Source: http://thestar.com.my/news/story.asp?file=/2006/6/7/nation/14465182&sec=nation

Wednesday June 7, 2006

Rivers are not dumps

KUALA LUMPUR: Rivers belong to everyone and no one must be allowed to pollute or treat them as a dumping ground, said Datuk Seri Abdullah Ahmad Badawi.

The Prime Minister said all authorities must ensure that no houses were built close to riverbanks and all existing factories there must be relocated.

If we allow factories or houses to be built on riverbanks, the rivers will become dumping grounds, he said after launching the Federation of Malay Economic Bodies at the Putra World Trade Centre here yesterday.

He was asked about the outcome of his earlier visit to the Department of Environment (DOE) in Putrajaya.
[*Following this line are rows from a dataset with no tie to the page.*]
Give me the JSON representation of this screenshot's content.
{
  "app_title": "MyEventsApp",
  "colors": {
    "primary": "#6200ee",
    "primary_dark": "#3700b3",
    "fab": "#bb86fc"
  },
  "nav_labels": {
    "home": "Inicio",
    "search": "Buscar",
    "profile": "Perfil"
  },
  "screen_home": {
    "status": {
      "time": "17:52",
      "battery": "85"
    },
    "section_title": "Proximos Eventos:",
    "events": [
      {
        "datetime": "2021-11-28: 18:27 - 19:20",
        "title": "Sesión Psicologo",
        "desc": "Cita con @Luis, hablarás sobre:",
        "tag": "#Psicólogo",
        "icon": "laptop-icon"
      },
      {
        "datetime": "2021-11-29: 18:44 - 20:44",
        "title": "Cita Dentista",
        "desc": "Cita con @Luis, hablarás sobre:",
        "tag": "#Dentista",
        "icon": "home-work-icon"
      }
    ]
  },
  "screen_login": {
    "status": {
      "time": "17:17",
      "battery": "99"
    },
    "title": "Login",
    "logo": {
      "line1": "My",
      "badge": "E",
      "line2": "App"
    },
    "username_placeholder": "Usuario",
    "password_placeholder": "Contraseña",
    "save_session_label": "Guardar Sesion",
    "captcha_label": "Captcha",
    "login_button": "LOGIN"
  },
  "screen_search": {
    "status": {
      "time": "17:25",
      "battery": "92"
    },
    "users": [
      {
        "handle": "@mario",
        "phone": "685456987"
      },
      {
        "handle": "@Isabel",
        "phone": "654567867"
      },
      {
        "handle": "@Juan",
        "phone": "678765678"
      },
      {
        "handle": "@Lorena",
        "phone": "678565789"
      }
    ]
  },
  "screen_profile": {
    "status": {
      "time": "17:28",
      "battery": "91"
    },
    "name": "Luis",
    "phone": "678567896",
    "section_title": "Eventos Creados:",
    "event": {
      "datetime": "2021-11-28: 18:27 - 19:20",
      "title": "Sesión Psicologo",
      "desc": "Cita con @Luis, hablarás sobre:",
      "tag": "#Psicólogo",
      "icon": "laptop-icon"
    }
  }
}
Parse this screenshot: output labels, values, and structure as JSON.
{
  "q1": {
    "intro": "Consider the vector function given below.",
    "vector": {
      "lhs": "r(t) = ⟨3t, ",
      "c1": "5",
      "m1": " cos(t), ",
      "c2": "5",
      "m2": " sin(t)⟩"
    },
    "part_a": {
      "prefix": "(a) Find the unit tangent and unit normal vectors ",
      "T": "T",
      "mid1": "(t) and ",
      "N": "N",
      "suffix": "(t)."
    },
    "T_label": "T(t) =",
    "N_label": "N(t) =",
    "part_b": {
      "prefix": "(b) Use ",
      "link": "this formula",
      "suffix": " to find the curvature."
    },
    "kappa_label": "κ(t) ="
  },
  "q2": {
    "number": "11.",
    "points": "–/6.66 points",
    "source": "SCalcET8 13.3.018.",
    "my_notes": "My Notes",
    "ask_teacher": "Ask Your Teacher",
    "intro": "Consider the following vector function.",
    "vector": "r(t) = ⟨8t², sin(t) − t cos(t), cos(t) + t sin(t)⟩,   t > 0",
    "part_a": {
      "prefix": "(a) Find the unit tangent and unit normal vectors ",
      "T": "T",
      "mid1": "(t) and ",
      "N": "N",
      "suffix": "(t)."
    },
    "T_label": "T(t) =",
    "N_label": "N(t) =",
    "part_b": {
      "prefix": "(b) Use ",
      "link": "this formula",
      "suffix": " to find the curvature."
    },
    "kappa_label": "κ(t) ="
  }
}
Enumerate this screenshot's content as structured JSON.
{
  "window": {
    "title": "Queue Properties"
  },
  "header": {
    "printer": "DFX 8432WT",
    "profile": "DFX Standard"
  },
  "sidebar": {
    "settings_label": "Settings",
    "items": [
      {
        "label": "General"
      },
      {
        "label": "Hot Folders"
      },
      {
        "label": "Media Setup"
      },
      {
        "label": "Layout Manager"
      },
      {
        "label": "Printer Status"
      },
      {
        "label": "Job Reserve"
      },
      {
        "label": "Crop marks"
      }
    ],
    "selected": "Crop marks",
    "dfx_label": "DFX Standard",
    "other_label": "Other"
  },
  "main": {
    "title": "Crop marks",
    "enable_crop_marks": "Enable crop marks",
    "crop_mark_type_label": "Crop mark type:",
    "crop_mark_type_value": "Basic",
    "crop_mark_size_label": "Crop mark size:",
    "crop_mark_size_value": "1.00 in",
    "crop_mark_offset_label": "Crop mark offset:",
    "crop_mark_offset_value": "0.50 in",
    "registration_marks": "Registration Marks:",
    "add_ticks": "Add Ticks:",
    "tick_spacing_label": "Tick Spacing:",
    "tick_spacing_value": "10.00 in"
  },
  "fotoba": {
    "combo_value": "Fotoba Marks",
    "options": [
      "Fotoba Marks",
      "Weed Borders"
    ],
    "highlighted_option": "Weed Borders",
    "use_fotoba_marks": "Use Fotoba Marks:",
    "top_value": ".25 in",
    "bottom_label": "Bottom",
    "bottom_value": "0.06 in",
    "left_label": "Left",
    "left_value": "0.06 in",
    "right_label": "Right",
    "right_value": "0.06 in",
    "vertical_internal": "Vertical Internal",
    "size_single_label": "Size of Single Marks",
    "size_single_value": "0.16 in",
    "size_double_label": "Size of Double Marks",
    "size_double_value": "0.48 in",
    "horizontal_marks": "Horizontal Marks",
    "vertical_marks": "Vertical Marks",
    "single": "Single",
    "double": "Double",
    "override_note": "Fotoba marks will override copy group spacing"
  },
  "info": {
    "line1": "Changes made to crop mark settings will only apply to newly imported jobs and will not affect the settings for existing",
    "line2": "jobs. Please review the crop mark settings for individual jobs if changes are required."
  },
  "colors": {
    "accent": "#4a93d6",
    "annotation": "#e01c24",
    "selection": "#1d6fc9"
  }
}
Abdullah said a more comprehensive approach was needed to tackle environmental pollution in the country, particularly those affecting the rivers.

He said he was very concerned about the various environmental problems affecting the country lately, most of which were caused by human error and greed.

Our rivers and seas are polluted. Illegal dumping of all kinds of waste is on the increase. Our hills are damaged and our embankments are crumbling, he said.

All these problems must be contained. Efforts must be intensified to create greater public awareness on the need to protect and preserve the environment, he added.

All environment-related laws and regulations must be implemented fully and monitored all the time, he added.

Abdullah said he had made several recommendations to the DOE on improving the implementation of environment-related laws and strengthening the Environmental Quality Act 1974 currently under review.

They, he said, included making sure that developers did not get away with not conducting the Environment Impact Assessment (EIA) simply by breaking their projects into smaller parcels.

Under the law, only projects of 50ha or more are required to have an EIA.

Abdullah said he also reminded the DOE that it was a central agency and should always be alert and quick in its actions, including the approval or rejection of EIAs.

The DOE, he added, was supposed to be a facilitator and not frustrate the private sector.